A Tennessee farmer cited in the same reporting said his fertilizer bill will rise by roughly $100,000 this season, a 40% increase from last year. That is not a rounding error. That is the kind of cost swing that pushes family operations toward the edge.
The crisis has a policy dimension that makes it worse. The Washington Times published an analysis arguing that U.S. countervailing duties on phosphate fertilizers from Morocco and Russia have reduced import competition and raised costs for American farmers, even before the war. The authors cited Texas A&M Agricultural and Food Policy Center research finding those duties contributed more than $1 billion a year in added costs ultimately passed on to consumers through higher grocery prices. They called for an immediate temporary suspension of the duties given the global fertilizer crisis.
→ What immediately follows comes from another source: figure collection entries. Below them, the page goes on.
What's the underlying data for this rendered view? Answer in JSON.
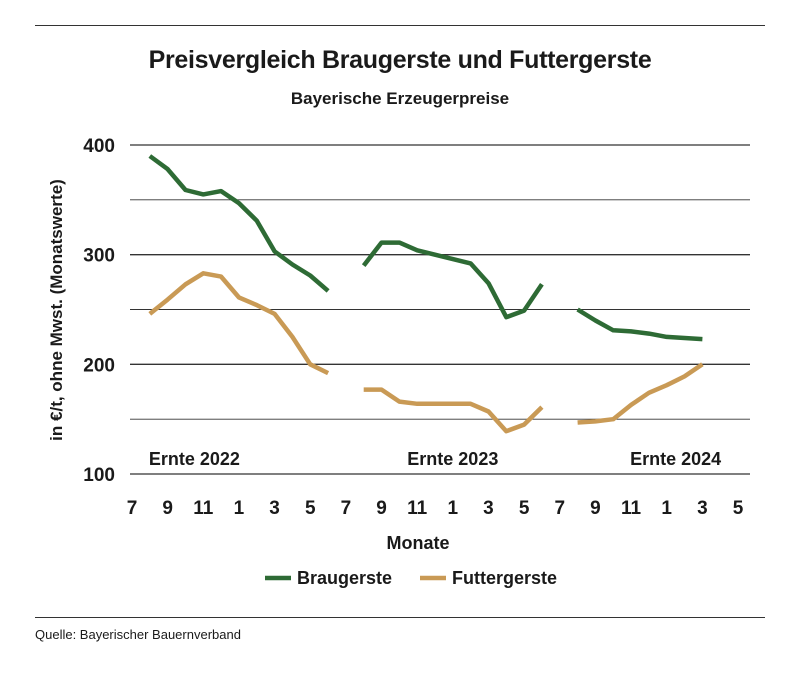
{
  "title": "Preisvergleich Braugerste und Futtergerste",
  "subtitle": "Bayerische Erzeugerpreise",
  "source": "Quelle: Bayerischer Bauernverband",
  "colors": {
    "braugerste": "#2e6b35",
    "futtergerste": "#c99a55",
    "grid": "#333333"
  },
  "chart_data": {
    "type": "line",
    "title": "Preisvergleich Braugerste und Futtergerste",
    "subtitle": "Bayerische Erzeugerpreise",
    "xlabel": "Monate",
    "ylabel": "in €/t, ohne Mwst. (Monatswerte)",
    "ylim": [
      100,
      400
    ],
    "yticks": [
      100,
      200,
      300,
      400
    ],
    "grid": true,
    "legend_position": "bottom",
    "x_range": [
      0,
      34
    ],
    "x_ticks": [
      {
        "x": 0,
        "label": "7"
      },
      {
        "x": 2,
        "label": "9"
      },
      {
        "x": 4,
        "label": "11"
      },
      {
        "x": 6,
        "label": "1"
      },
      {
        "x": 8,
        "label": "3"
      },
      {
        "x": 10,
        "label": "5"
      },
      {
        "x": 12,
        "label": "7"
      },
      {
        "x": 14,
        "label": "9"
      },
      {
        "x": 16,
        "label": "11"
      },
      {
        "x": 18,
        "label": "1"
      },
      {
        "x": 20,
        "label": "3"
      },
      {
        "x": 22,
        "label": "5"
      },
      {
        "x": 24,
        "label": "7"
      },
      {
        "x": 26,
        "label": "9"
      },
      {
        "x": 28,
        "label": "11"
      },
      {
        "x": 30,
        "label": "1"
      },
      {
        "x": 32,
        "label": "3"
      },
      {
        "x": 34,
        "label": "5"
      }
    ],
    "annotations": [
      {
        "text": "Ernte 2022",
        "x": 3.5
      },
      {
        "text": "Ernte 2023",
        "x": 18
      },
      {
        "text": "Ernte 2024",
        "x": 30.5
      }
    ],
    "series": [
      {
        "name": "Braugerste",
        "color": "#2e6b35",
        "segments": [
          [
            [
              1,
              390
            ],
            [
              2,
              378
            ],
            [
              3,
              359
            ],
            [
              4,
              355
            ],
            [
              5,
              358
            ],
            [
              6,
              347
            ],
            [
              7,
              331
            ],
            [
              8,
              303
            ],
            [
              9,
              291
            ],
            [
              10,
              281
            ],
            [
              11,
              267
            ]
          ],
          [
            [
              13,
              290
            ],
            [
              14,
              311
            ],
            [
              15,
              311
            ],
            [
              16,
              304
            ],
            [
              17,
              300
            ],
            [
              18,
              296
            ],
            [
              19,
              292
            ],
            [
              20,
              274
            ],
            [
              21,
              243
            ],
            [
              22,
              249
            ],
            [
              23,
              273
            ]
          ],
          [
            [
              25,
              250
            ],
            [
              26,
              240
            ],
            [
              27,
              231
            ],
            [
              28,
              230
            ],
            [
              29,
              228
            ],
            [
              30,
              225
            ],
            [
              31,
              224
            ],
            [
              32,
              223
            ]
          ]
        ]
      },
      {
        "name": "Futtergerste",
        "color": "#c99a55",
        "segments": [
          [
            [
              1,
              246
            ],
            [
              2,
              259
            ],
            [
              3,
              273
            ],
            [
              4,
              283
            ],
            [
              5,
              280
            ],
            [
              6,
              261
            ],
            [
              7,
              254
            ],
            [
              8,
              246
            ],
            [
              9,
              225
            ],
            [
              10,
              200
            ],
            [
              11,
              192
            ]
          ],
          [
            [
              13,
              177
            ],
            [
              14,
              177
            ],
            [
              15,
              166
            ],
            [
              16,
              164
            ],
            [
              17,
              164
            ],
            [
              18,
              164
            ],
            [
              19,
              164
            ],
            [
              20,
              157
            ],
            [
              21,
              139
            ],
            [
              22,
              145
            ],
            [
              23,
              161
            ]
          ],
          [
            [
              25,
              147
            ],
            [
              26,
              148
            ],
            [
              27,
              150
            ],
            [
              28,
              163
            ],
            [
              29,
              174
            ],
            [
              30,
              181
            ],
            [
              31,
              189
            ],
            [
              32,
              200
            ]
          ]
        ]
      }
    ]
  }
}
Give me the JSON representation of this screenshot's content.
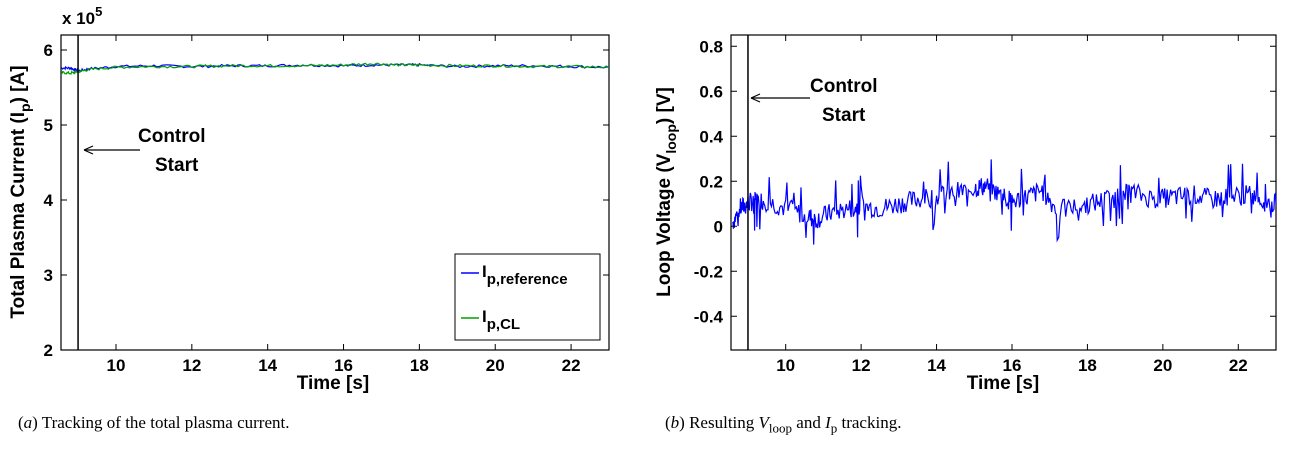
{
  "colors": {
    "reference": "#0000ff",
    "closed_loop": "#00a000",
    "vloop": "#0000ff",
    "axis": "#000000"
  },
  "chart_data": [
    {
      "type": "line",
      "title": "",
      "xlabel": "Time [s]",
      "ylabel_main": "Total Plasma Current (I",
      "ylabel_sub": "p",
      "ylabel_tail": ") [A]",
      "exponent_base": "x 10",
      "exponent_power": "5",
      "xlim": [
        8.55,
        23.0
      ],
      "ylim": [
        2.0,
        6.2
      ],
      "xticks": [
        10,
        12,
        14,
        16,
        18,
        20,
        22
      ],
      "yticks": [
        2,
        3,
        4,
        5,
        6
      ],
      "grid": false,
      "legend_position": "bottom-right",
      "legend": [
        {
          "base": "I",
          "sub": "p,reference"
        },
        {
          "base": "I",
          "sub": "p,CL"
        }
      ],
      "control_start_x": 9.0,
      "annotation": {
        "line1": "Control",
        "line2": "Start"
      },
      "series": [
        {
          "name": "I_p,reference",
          "x": [
            8.55,
            8.8,
            9.0,
            9.3,
            10.0,
            11.0,
            12.0,
            13.0,
            14.0,
            15.0,
            16.0,
            16.8,
            17.5,
            18.0,
            19.0,
            20.0,
            21.0,
            22.0,
            23.0
          ],
          "values": [
            5.76,
            5.76,
            5.72,
            5.75,
            5.78,
            5.79,
            5.78,
            5.79,
            5.79,
            5.8,
            5.79,
            5.8,
            5.8,
            5.8,
            5.78,
            5.79,
            5.79,
            5.78,
            5.77
          ]
        },
        {
          "name": "I_p,CL",
          "x": [
            8.55,
            8.8,
            9.0,
            9.3,
            10.0,
            11.0,
            12.0,
            13.0,
            14.0,
            15.0,
            16.0,
            16.8,
            17.5,
            18.0,
            19.0,
            20.0,
            21.0,
            22.0,
            23.0
          ],
          "values": [
            5.7,
            5.69,
            5.71,
            5.74,
            5.77,
            5.78,
            5.78,
            5.79,
            5.79,
            5.79,
            5.8,
            5.82,
            5.8,
            5.8,
            5.79,
            5.79,
            5.78,
            5.78,
            5.77
          ]
        }
      ]
    },
    {
      "type": "line",
      "title": "",
      "xlabel": "Time [s]",
      "ylabel_main": "Loop Voltage (V",
      "ylabel_sub": "loop",
      "ylabel_tail": ") [V]",
      "xlim": [
        8.55,
        23.0
      ],
      "ylim": [
        -0.55,
        0.85
      ],
      "xticks": [
        10,
        12,
        14,
        16,
        18,
        20,
        22
      ],
      "yticks": [
        -0.4,
        -0.2,
        0,
        0.2,
        0.4,
        0.6,
        0.8
      ],
      "ytick_labels": [
        "-0.4",
        "-0.2",
        "0",
        "0.2",
        "0.4",
        "0.6",
        "0.8"
      ],
      "grid": false,
      "control_start_x": 9.0,
      "annotation": {
        "line1": "Control",
        "line2": "Start"
      },
      "series": [
        {
          "name": "V_loop",
          "x": [
            8.6,
            8.8,
            9.0,
            9.2,
            9.5,
            10.0,
            10.5,
            10.8,
            11.2,
            11.7,
            12.0,
            12.5,
            13.0,
            13.5,
            14.0,
            14.5,
            15.0,
            15.3,
            15.7,
            16.0,
            16.4,
            16.8,
            17.2,
            17.8,
            18.3,
            18.8,
            19.2,
            19.8,
            20.3,
            20.8,
            21.3,
            21.8,
            22.3,
            22.7,
            23.0
          ],
          "values": [
            0.02,
            0.08,
            0.1,
            0.12,
            0.11,
            0.08,
            0.05,
            0.03,
            0.06,
            0.08,
            0.09,
            0.08,
            0.1,
            0.12,
            0.13,
            0.15,
            0.17,
            0.18,
            0.14,
            0.11,
            0.13,
            0.16,
            0.07,
            0.09,
            0.11,
            0.13,
            0.15,
            0.12,
            0.13,
            0.14,
            0.12,
            0.13,
            0.14,
            0.11,
            0.1
          ]
        }
      ]
    }
  ],
  "captions": {
    "a": {
      "label": "a",
      "text": " Tracking of the total plasma current."
    },
    "b": {
      "label": "b",
      "pre": " Resulting ",
      "v": "V",
      "v_sub": "loop",
      "mid": " and ",
      "i": "I",
      "i_sub": "p",
      "post": " tracking."
    }
  }
}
That argument deserves serious attention. When a war disrupts 20% of global phosphate supply, as the Washington Times piece contends, layering trade penalties on top of a supply shock is the kind of policy rigidity that punishes the people who can least afford it.
The American Farm Bureau Federation, for its part, aims to meet with the White House in the coming months to push for more aid for farmers. What specific relief the group plans to request remains unclear. But the clock is ticking. Spring planting is underway now. Crops that don't get adequate fertilizer this month won't produce adequate yields in the fall.
With dozens of congressional seats in flux heading into 2026, farm-state lawmakers would do well to pay attention. Rural voters remember who showed up when the bills came due, and who didn't.
The consequences of this crisis will not stay on the farm. When growers cut back corn acreage, spread fertilizer thin, and shift to less input-intensive crops, the result is lower production. Lower production means tighter supply. Tighter supply means higher prices at the grocery store, for bread, for meat, for cooking oil, for everything downstream of the field.
Overman summed up the daily reality of farming in a single sentence: "We're always battling weather, disease and insects." Now add a war-driven fertilizer crisis, three years of record-high input costs, and crop prices that haven't kept pace in decades.
The people who feed this country are telling anyone who will listen that they are running out of room. The survey data backs them up. The question is whether Washington will act before the harvest, or after the damage is done.
American farmers don't need sympathy. They need supply lines that work, trade policy that makes sense, and leaders who understand that when the people who grow the food can't afford to grow it, everyone pays the price.